Since Polyak's pioneering work, heavy ball (HB) momentum has been widely studied in minimization. However, its role in min-max games remains largely unexplored. As a key component of practical min-max algorithms like Adam, this gap limits their effectiveness. In this paper, we present a continuous-time analysis for HB with simultaneous and alternating update schemes in min-max games. Locally, we prove smaller momentum enhances algorithmic stability by enabling local convergence across a wider range of step sizes, with alternating updates generally converging faster. Globally, we study the implicit regularization of HB, and find smaller momentum guides algorithms trajectories towards shallower slope regions of the loss landscapes, with alternating updates amplifying this effect. Surprisingly, all these phenomena differ from those observed in minimization, where larger momentum yields similar effects. Our results reveal fundamental differences between HB in min-max games and minimization, and numerical experiments further validate our theoretical results.

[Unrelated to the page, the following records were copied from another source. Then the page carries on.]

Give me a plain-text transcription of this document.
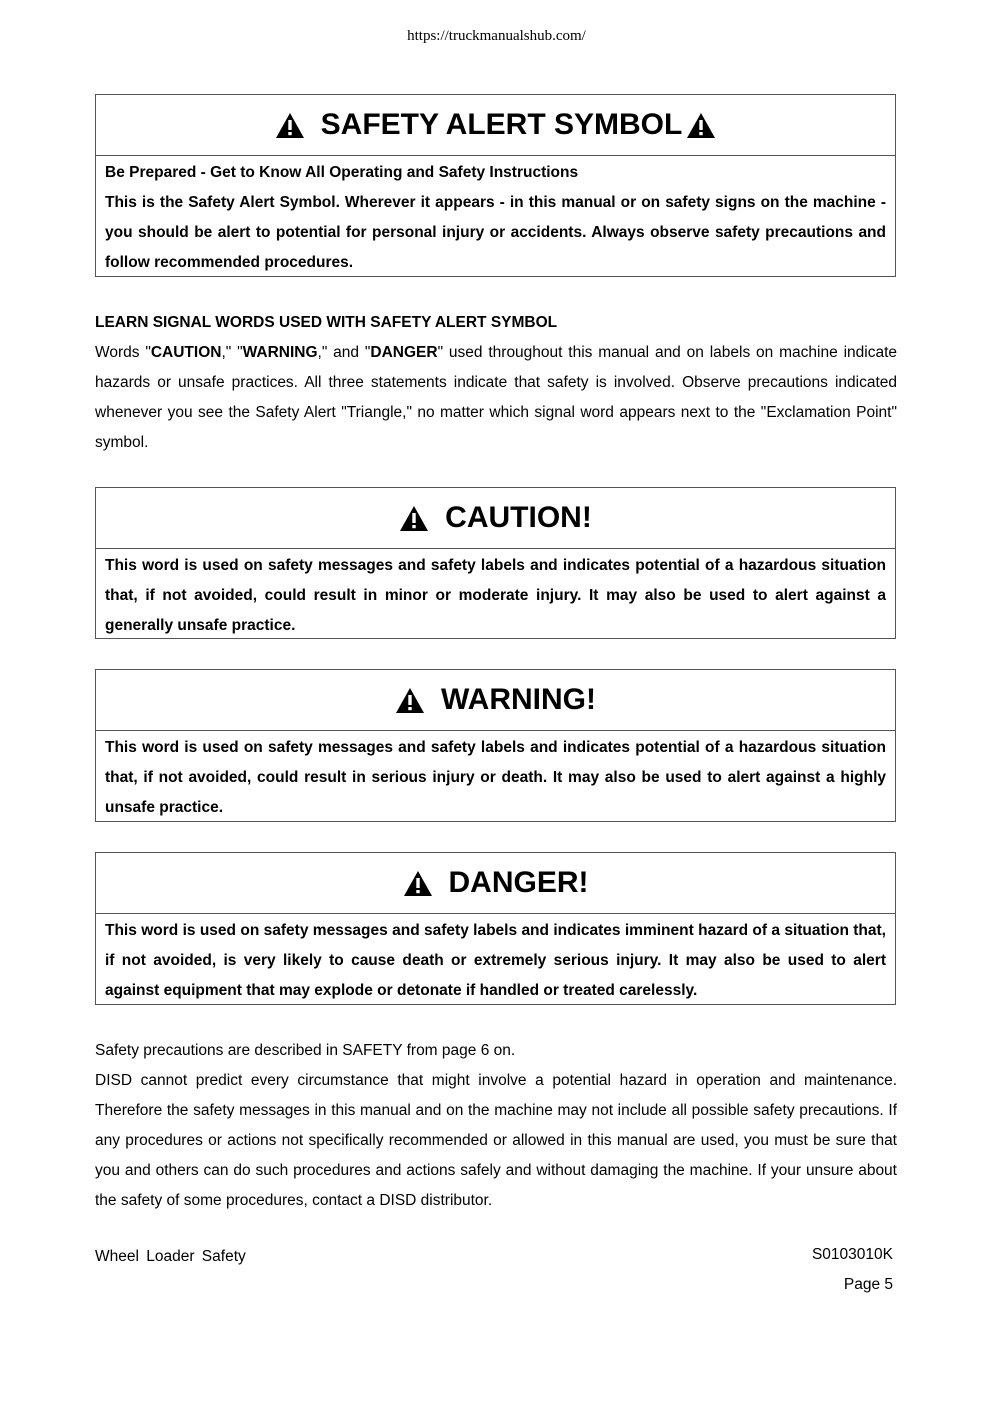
https://truckmanualshub.com/
SAFETY ALERT SYMBOL
Be Prepared - Get to Know All Operating and Safety Instructions
This is the Safety Alert Symbol. Wherever it appears - in this manual or on safety signs on the machine - you should be alert to potential for personal injury or accidents. Always observe safety precautions and follow recommended procedures.
LEARN SIGNAL WORDS USED WITH SAFETY ALERT SYMBOL
Words "CAUTION," "WARNING," and "DANGER" used throughout this manual and on labels on machine indicate hazards or unsafe practices. All three statements indicate that safety is involved. Observe precautions indicated whenever you see the Safety Alert "Triangle," no matter which signal word appears next to the "Exclamation Point" symbol.
CAUTION!
This word is used on safety messages and safety labels and indicates potential of a hazardous situation that, if not avoided, could result in minor or moderate injury. It may also be used to alert against a generally unsafe practice.
WARNING!
This word is used on safety messages and safety labels and indicates potential of a hazardous situation that, if not avoided, could result in serious injury or death. It may also be used to alert against a highly unsafe practice.
DANGER!
This word is used on safety messages and safety labels and indicates imminent hazard of a situation that, if not avoided, is very likely to cause death or extremely serious injury. It may also be used to alert against equipment that may explode or detonate if handled or treated carelessly.
Safety precautions are described in SAFETY from page 6 on.
DISD cannot predict every circumstance that might involve a potential hazard in operation and maintenance. Therefore the safety messages in this manual and on the machine may not include all possible safety precautions. If any procedures or actions not specifically recommended or allowed in this manual are used, you must be sure that you and others can do such procedures and actions safely and without damaging the machine. If your unsure about the safety of some procedures, contact a DISD distributor.
Wheel Loader Safety	S0103010K
Page 5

This paper presents a continuous-time analysis of the Heavy Ball momentum method in the context of min-max games, which are optimization problems involving two players with opposing objectives, such as in GANs or adversarial training. The authors aim to bridge the gap in understanding HB momentum, a common component in algorithms like Adam, for min-max games, which has been less explored compared to its application in minimization tasks.